Jacqui Daly, Director of Residential Research, Savills, said: “When the Montague Review was undertaken in 2012 UK housing delivery was at its lowest level since the post-war period, and uncertainty in the lending markets post-GFC was suppressing delivery from traditional housebuilders.
"There are some parallels with where we are today, with Government suggesting it may abandon national housebuilding targets and rising interest rates set to cast a shadow over for sale market. What is clear, is that the demand for high-quality, professionally managed homes for rent is only going to increase, not only for the core demographic of graduates and young professionals but for single families, couples and individuals at all life stages. This underpins our projection that we will see huge growth in the sector over the coming decade as institutional investors look at asset classes that can deliver sustainable returns and align with their ESG strategies.”
Rick de Blaby, chief executive of Get Living, commented: “When Get Living launched in 2013, a year after the publication of the Montague Review, the Build to Rent sector barely existed in the United Kingdom. At East Village, we not only had to re-engineer the former Athlete's Village, but also to effectively write the business plan for Build To Rent in the UK.
“BTR is now succeeding in its mission and has grown in the UK’s core cities and towns. At Get Living, the experience of operating our current 4,000 homes, with a further 6,500 in the near-term pipeline, gives us profound insight into what people want and aspire to have from their homes, their neighbourhood, their amenity and the community within which they seek to belong. The responsibility for the entire BtR sector to deliver more homes, of high quality, within the reach of affordability, providing ambient well-being, with social and environmental value, in places that enable people to thrive, has never been more relevant, but in some respects is now more challenging.
“Get Living and others in the sector, want to play their part. It is incumbent on both the public and private sectors to work together, find alignment and work to resolve the barriers so that the UK can address the ongoing shortage of housing so that everyone can have the home they deserve. For our part, we are driven by the need to innovate, meet the demand and constantly improve the resident experience.
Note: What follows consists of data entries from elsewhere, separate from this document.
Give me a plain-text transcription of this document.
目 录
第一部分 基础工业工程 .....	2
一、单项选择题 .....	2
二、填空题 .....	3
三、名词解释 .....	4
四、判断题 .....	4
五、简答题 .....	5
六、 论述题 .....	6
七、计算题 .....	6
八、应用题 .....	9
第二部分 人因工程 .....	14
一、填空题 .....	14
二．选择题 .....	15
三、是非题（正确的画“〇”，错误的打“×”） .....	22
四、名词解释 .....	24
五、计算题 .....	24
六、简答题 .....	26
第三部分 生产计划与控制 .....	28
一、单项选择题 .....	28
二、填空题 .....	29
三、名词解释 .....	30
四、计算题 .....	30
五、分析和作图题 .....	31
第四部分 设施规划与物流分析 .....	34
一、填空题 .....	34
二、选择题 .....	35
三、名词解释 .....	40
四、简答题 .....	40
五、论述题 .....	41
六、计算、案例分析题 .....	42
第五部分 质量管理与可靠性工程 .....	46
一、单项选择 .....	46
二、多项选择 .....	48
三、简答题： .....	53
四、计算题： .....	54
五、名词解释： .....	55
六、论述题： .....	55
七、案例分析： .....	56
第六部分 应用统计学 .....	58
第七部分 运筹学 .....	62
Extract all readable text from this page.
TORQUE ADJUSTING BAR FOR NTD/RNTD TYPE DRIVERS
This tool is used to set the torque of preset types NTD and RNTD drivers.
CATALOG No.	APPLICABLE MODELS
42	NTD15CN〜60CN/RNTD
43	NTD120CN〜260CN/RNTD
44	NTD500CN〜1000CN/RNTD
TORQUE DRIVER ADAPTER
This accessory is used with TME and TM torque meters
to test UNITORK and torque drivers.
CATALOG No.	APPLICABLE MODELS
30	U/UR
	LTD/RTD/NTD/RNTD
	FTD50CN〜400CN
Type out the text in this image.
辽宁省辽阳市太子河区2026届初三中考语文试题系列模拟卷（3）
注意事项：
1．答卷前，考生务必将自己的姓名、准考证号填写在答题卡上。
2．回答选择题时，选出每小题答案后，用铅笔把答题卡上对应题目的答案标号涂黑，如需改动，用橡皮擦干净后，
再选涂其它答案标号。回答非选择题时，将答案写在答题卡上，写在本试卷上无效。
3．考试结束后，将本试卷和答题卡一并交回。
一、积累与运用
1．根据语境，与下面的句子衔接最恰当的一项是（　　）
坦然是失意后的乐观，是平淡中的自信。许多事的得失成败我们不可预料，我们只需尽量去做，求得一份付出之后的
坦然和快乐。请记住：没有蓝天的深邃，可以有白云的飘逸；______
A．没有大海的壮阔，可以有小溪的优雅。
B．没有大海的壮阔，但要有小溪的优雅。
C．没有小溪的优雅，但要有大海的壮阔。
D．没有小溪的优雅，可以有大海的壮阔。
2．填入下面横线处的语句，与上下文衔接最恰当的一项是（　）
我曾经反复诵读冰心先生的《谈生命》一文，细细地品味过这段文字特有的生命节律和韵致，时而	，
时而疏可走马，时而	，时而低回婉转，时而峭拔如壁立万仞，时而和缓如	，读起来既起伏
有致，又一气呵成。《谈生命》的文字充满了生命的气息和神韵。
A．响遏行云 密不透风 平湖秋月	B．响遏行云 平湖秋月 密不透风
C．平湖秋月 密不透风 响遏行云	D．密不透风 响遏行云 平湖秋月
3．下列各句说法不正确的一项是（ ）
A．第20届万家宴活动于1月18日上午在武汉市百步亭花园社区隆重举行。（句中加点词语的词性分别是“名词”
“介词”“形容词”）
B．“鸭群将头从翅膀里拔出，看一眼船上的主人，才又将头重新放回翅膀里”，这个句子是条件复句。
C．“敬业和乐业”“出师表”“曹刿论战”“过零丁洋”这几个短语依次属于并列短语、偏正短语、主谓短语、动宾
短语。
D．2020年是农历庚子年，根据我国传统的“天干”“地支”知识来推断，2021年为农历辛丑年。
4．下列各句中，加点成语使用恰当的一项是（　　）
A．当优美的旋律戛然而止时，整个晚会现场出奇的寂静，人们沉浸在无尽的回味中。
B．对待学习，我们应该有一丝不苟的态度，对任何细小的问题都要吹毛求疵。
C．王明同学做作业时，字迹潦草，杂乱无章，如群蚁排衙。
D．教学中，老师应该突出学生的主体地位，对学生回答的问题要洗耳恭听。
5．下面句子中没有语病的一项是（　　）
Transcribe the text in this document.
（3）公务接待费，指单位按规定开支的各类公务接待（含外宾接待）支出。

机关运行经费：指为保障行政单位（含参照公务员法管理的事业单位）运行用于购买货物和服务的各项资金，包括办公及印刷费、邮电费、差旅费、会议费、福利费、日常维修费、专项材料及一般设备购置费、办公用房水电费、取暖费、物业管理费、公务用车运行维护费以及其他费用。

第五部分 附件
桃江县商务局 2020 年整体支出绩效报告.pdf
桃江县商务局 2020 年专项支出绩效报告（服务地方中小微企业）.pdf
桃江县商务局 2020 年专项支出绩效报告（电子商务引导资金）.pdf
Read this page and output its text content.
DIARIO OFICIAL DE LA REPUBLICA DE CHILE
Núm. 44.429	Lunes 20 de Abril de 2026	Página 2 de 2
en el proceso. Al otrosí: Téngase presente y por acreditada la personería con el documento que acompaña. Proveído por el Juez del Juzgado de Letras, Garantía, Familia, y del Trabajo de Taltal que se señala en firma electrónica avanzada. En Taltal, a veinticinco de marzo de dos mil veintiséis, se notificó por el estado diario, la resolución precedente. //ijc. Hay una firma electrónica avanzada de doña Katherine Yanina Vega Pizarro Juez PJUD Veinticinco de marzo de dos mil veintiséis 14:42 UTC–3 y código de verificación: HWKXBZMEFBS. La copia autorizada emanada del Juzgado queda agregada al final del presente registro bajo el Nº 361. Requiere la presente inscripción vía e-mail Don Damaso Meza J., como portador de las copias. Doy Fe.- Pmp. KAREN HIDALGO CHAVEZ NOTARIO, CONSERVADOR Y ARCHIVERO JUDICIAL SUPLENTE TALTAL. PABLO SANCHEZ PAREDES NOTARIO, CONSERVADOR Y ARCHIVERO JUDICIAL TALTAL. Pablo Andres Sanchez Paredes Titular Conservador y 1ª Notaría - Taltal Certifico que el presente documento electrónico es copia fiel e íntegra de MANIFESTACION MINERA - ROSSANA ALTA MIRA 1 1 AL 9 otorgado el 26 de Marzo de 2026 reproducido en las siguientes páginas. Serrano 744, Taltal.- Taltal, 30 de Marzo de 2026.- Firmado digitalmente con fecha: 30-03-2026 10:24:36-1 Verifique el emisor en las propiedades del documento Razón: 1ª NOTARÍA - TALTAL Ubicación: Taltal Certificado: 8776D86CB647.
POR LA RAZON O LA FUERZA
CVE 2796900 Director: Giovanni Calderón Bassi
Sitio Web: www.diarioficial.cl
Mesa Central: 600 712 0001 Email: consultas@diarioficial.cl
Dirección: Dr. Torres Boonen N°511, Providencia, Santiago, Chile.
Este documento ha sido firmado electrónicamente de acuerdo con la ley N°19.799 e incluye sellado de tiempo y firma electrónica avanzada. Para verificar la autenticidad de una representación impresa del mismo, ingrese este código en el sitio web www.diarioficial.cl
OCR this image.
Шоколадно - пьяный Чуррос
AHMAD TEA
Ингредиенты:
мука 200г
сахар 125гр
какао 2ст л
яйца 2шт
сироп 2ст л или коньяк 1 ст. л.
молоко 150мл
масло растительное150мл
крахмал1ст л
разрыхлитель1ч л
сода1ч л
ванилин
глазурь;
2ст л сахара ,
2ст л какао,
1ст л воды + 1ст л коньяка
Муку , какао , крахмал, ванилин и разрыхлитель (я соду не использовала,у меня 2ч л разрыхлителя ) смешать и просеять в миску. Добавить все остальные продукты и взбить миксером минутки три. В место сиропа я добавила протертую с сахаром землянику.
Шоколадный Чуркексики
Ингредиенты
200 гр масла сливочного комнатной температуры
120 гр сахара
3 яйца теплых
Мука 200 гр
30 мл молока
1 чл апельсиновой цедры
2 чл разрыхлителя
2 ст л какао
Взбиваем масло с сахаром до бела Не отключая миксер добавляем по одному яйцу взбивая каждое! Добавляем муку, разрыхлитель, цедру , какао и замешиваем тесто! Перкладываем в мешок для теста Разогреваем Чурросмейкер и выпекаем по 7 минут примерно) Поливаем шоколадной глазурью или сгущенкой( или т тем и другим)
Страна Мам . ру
“As the Savills research demonstrates, there is a huge growth in store for Built To Rent and we only have to look at the scale of the sector in the US to see what can be achieved.”
Alex Greaves, Head of UK and European Living, M&G Real Estate, said: “The BPF’s findings highlight the coming of age of residential as a mainstream asset class and confirm the importance of Build-to-Rent within the wider private rented sector.
“Over the last 10 years, institutional investment into BTR has made a significant contribution to UK housing numbers with further growth continuing year on year. It provides professionally managed homes across a wide range of locations, price points and age groups. From an investor perspective, BTR is highly defensive in terms of cash flows, provides consistent returns for investors and offers clear opportunities to create low-carbon homes and ESG-led rental communities. We continue to explore new investment opportunities across the UK and can only see the sector growing in strength over the next decade.”